The first decades of the 20th century were what Virginia Woolf described as ‘the Age of Augustus John’; but the praise lathered on him after his own death, aged 83, in 1961 – ‘one of the greatest artists in British history’, ‘a man in the 50-megaton range’, ‘the last of the Titans’ – now seems embarrassing. The reputation of Gus, as Gwen called him, with Judith Mackrell following suit in her absorbing dual biography, had been on the wane since the 1930s. In the 1940s he despaired that ‘my work’s not good enough’. ‘I’m just a legend,’ he said in the 1950s, ‘I’m not a real person at all.’

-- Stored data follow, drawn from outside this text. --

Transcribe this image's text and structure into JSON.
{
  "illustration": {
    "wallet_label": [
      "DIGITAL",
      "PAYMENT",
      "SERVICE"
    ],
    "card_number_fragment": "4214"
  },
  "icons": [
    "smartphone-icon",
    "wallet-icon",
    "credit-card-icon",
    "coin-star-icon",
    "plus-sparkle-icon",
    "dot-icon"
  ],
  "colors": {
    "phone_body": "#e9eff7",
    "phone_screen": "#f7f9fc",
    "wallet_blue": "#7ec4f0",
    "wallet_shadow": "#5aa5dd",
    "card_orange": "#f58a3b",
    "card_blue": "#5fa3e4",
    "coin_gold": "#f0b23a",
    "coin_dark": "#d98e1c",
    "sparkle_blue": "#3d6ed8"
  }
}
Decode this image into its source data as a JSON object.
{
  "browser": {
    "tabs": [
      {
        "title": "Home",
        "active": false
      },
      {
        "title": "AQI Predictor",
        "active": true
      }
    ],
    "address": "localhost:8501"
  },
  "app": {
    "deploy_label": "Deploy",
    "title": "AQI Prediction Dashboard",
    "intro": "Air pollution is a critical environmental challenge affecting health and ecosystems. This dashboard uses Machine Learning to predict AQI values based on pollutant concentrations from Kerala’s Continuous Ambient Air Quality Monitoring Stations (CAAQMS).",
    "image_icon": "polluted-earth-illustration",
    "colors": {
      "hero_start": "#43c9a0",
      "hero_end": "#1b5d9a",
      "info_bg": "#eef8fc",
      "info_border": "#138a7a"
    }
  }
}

Again, he was right: Augustus John is remembered now for his flamboyant hats, gold earrings, open marriage and the 100 offspring he is rumoured to have sired. When he walked through Chelsea, it was said, he patted the head of every child he met in case it was one of his own. Aged 82, he wrote to one of his daughters, Amaryllis, that should she ‘ever feel the need’ to have a baby, ‘just give me a nudge and I will do my best’.